Yes, this will play. But she’ll play along with exchanging pleasantries with Trout at third base at the bottom of the first Monday night, and even getting a deep arc from Shohei Ohtani later in the game as a welcome in the world’s largest treehouse, because when you’re in the club, you’re in the damn club. . The Future Hall of Famers welcomes Ryan Kreidlers because he is a small world and only those who make it get proper respect from those who define it. It’s the little things that make it worth all the years and blisters and snack bars and cold stands, not to mention all the games that can’t be seen because my dad had to go watch the Sacramento Kings play the Minnesota Timberwolves for free. obvious reason.

Which brings us to the revelation his father got when they sat in Comerica Park for his first major league game: “I’m the guy who’s spent half his life making judgments about athletes casually, and now I see how cool it was just to be here.” Another very angry satirist who was devastated by the late payment of paternity. The profession cries for another victim.

In fact, Mark Kreidler has discovered something else his previous career (move to healthy endeavors) no longer bothers you: saving square points for cutting and saving. “I had to go to hell just to find a paper,” he said wistfully. But as long as he has a printer, he has this is And the this is. He and Colin (okay, Colin mostly) could say they created the number 22,809 player in major league history, the player with 326,566 home runs in history. They can also worry about him this season because, like his teammates, he will have to weed out any system change that comes next for the team he’s in. Its general manager was fired a month ago He has not yet replaced him.
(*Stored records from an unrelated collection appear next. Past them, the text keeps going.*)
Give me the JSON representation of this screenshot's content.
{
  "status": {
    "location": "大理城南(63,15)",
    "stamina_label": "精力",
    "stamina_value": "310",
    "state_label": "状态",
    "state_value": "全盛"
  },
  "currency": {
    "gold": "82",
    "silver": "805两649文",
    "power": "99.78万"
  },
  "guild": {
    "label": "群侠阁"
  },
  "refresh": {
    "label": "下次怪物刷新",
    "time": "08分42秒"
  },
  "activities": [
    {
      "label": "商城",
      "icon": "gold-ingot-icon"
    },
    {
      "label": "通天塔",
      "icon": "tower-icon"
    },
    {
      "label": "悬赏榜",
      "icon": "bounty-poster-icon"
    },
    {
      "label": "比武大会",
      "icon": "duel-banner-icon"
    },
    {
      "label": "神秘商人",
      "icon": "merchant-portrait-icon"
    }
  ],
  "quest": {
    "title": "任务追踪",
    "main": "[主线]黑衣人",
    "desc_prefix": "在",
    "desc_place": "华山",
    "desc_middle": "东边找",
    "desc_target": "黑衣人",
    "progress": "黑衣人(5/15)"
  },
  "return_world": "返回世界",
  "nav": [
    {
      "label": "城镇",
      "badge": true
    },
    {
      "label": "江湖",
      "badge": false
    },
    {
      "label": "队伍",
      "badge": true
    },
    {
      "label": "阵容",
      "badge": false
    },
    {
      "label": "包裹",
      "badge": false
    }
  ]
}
Until then, Ryan Kreidler had been a guy with a baseball reference page, his home run, and a fleeting but very real relationship with Mike Trout and Shohei Ohtani. Hopefully he’ll have the good sense not to say anything about what his father did for a living, for the best he can hope for is for Trott to say, “Well, I’ve overcome a great deal of adversity there,” before rolling his eyes in distrust and disgust.